Requires torchvision compatible with your PyTorch version.

export DIFFUSERS_ROOT=$PWD
git clone https://github.com/mlcommons/inference.git
cd inference
git checkout 87ba8cb8a6a4f6525f26255fa513d902b17ab060
cd ./text_to_image/tools/
sh ./download-coco-2014.sh --num-workers 5
sh ./download-coco-2014-calibration.sh -n 5
cd ${DIFFUSERS_ROOT}
export PYTHONPATH="${DIFFUSERS_ROOT}/inference/text_to_image/:$PYTHONPATH"

Dataset files#

Calibration captions: ${DIFFUSERS_ROOT}/inference/text_to_image/coco2014/calibration/captions.tsv
Test captions: ${DIFFUSERS_ROOT}/inference/text_to_image/coco2014/captions/captions_source.tsv

Usage#

def load_coco2014_prompts(coco_dir, max_prompts=None):
    tsv_path = f"{coco_dir}/captions/captions_source.tsv"
    prompts = []
    with open(tsv_path, encoding="utf-8") as f:
        for line in f.readlines()[1:]:  # skip header
            cols = line.split("\t")
            if len(cols) >= 3:
                prompts.append(cols[2].strip())
    return prompts[:max_prompts] if max_prompts else prompts

prompts = load_coco2014_prompts("./inference/text_to_image/coco2014", max_prompts=50)

# Use with get_calib_dataloader as usual.
dataloader = get_calib_dataloader(pipe, pipe.unet, prompts, n_steps=20, guidance_scale=8.0)

Native inference#

Quark can convert quantized Linear layers in Diffusers transformer or UNet modules to native inference kernels during ModelQuantizer.freeze. Use RuntimeOptions to select the native linear backend after quantization and before running generation.
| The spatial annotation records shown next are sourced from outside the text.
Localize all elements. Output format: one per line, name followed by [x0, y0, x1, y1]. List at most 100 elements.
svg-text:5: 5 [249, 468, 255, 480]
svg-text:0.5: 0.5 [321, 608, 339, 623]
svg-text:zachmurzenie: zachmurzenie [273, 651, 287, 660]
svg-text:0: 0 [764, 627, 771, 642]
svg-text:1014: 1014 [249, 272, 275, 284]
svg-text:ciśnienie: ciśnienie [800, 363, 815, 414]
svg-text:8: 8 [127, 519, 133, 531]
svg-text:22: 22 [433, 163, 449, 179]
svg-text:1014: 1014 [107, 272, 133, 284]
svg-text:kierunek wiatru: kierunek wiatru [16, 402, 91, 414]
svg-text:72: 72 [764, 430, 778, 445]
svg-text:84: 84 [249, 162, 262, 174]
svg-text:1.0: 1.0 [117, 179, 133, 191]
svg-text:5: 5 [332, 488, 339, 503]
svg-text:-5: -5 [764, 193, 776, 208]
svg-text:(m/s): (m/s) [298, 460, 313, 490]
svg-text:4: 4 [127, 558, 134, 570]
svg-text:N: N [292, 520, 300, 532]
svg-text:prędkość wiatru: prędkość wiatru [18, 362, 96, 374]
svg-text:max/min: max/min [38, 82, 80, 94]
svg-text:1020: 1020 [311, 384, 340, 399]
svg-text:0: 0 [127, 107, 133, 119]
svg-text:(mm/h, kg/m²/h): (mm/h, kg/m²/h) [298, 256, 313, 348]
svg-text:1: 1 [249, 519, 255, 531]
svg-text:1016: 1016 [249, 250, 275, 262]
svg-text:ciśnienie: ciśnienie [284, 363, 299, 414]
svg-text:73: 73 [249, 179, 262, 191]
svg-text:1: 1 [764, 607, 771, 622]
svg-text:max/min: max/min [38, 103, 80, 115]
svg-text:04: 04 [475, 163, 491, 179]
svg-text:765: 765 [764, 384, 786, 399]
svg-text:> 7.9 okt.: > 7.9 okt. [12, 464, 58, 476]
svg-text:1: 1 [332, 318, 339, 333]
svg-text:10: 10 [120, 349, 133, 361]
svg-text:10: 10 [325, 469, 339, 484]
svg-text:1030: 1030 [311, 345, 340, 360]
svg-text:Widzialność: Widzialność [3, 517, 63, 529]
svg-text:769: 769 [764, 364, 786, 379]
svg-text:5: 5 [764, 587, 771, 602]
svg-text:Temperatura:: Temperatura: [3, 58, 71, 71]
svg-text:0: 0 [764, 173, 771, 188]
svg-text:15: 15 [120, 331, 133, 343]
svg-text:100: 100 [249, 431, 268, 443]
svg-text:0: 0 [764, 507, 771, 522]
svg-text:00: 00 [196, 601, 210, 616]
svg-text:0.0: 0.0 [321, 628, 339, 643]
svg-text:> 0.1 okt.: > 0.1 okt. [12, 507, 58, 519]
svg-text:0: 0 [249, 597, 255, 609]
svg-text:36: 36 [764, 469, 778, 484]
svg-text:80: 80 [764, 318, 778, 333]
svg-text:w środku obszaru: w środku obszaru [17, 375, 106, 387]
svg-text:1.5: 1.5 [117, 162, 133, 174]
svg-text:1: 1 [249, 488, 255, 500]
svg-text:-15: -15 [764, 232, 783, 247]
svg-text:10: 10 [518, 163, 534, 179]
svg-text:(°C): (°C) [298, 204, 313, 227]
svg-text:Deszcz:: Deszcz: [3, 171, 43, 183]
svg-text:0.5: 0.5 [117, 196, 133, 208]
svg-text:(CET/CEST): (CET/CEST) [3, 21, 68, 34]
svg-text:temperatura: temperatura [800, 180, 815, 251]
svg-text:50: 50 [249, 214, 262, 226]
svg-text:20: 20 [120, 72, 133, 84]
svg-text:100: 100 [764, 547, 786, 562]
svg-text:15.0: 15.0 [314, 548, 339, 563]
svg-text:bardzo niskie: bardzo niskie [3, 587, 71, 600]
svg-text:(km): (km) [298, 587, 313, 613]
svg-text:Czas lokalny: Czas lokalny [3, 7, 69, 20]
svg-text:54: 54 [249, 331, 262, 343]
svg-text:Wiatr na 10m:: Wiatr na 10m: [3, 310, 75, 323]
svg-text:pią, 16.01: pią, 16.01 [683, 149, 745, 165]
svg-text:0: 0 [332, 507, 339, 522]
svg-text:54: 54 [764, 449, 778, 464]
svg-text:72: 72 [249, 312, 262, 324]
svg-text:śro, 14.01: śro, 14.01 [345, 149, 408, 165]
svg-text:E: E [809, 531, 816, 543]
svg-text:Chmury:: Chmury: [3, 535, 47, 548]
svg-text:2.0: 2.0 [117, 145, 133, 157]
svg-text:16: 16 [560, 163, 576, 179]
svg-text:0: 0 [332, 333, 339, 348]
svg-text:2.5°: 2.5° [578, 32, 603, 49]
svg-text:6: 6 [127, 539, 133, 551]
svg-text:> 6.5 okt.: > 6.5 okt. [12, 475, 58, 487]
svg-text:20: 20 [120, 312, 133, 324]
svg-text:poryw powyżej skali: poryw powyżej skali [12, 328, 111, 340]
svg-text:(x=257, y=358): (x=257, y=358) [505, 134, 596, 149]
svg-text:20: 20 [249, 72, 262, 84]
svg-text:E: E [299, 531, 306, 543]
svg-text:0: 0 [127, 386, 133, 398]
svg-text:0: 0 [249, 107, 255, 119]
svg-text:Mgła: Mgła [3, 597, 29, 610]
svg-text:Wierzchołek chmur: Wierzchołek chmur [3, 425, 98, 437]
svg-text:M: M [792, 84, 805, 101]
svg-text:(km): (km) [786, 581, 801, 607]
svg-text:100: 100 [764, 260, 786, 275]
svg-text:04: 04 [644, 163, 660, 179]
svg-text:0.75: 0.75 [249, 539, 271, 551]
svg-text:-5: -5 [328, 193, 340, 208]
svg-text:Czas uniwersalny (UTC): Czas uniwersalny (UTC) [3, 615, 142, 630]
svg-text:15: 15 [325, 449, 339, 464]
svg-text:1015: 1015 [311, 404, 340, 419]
from quark.torch.quantization.api import ModelQuantizer
from quark.torch.quantization.utils import RuntimeOptions

runtime_options = RuntimeOptions(native_linear_mode="fp8_per_tensor")
pipe.transformer = ModelQuantizer.freeze(
    pipe.transformer,
    runtime_options=runtime_options,
)

For MXFP4 quantization, set native_linear_mode="mxfp4". The examples/torch/diffusers/benchmark_flux_fp8_compile.py script provides a complete FLUX FP8 native inference benchmark, including optional torch.compile.

python benchmark_flux_fp8_compile.py --mode eager

Quantization modes#

Method	Weights	Activations	Observer	Config helper
INT8 weight-only	INT8 per-tensor	fp16/bf16	`min_max`, `histogram`, `percentile`, `MSE`, `histogrampro`	manual `QLayerConfig(weight=...)`
INT8 w8a8	INT8 per-tensor	INT8 per-tensor static	same as above	manual `QLayerConfig(weight=..., input_tensors=...)`
SVDQuant w4a16	INT4 per-group	fp16/bf16	per-group min/max (fixed)	`build_quant_layer_config("w4a16")`
SVDQuant w4a4	INT4 per-group	INT4 per-group dynamic	per-group min/max (fixed)	`build_quant_layer_config("w4a4")`
MXFP4	MXFP4	fp16/bf16	n/a	`build_quant_layer_config("mxfp4")`
NVFP4	FP4 block-16	FP4 block-16 dynamic	n/a	`build_quant_layer_config("nvfp4")`

For observer-based methods (INT8), the observer determines how quantization scales are computed from calibration data. Pass the observer name via observer_method in Int8PerTensorSpec:

Int8PerTensorSpec(observer_method="percentile", ...)
# other valid values: "min_max", "histogram", "MSE", "histogrampro"

Note

Quark’s SmoothQuant algorithm (SmoothQuantConfig) currently requires LLM-specific layer structure (model_decoder_layers, scaling_layers) and is not yet supported for diffusion models.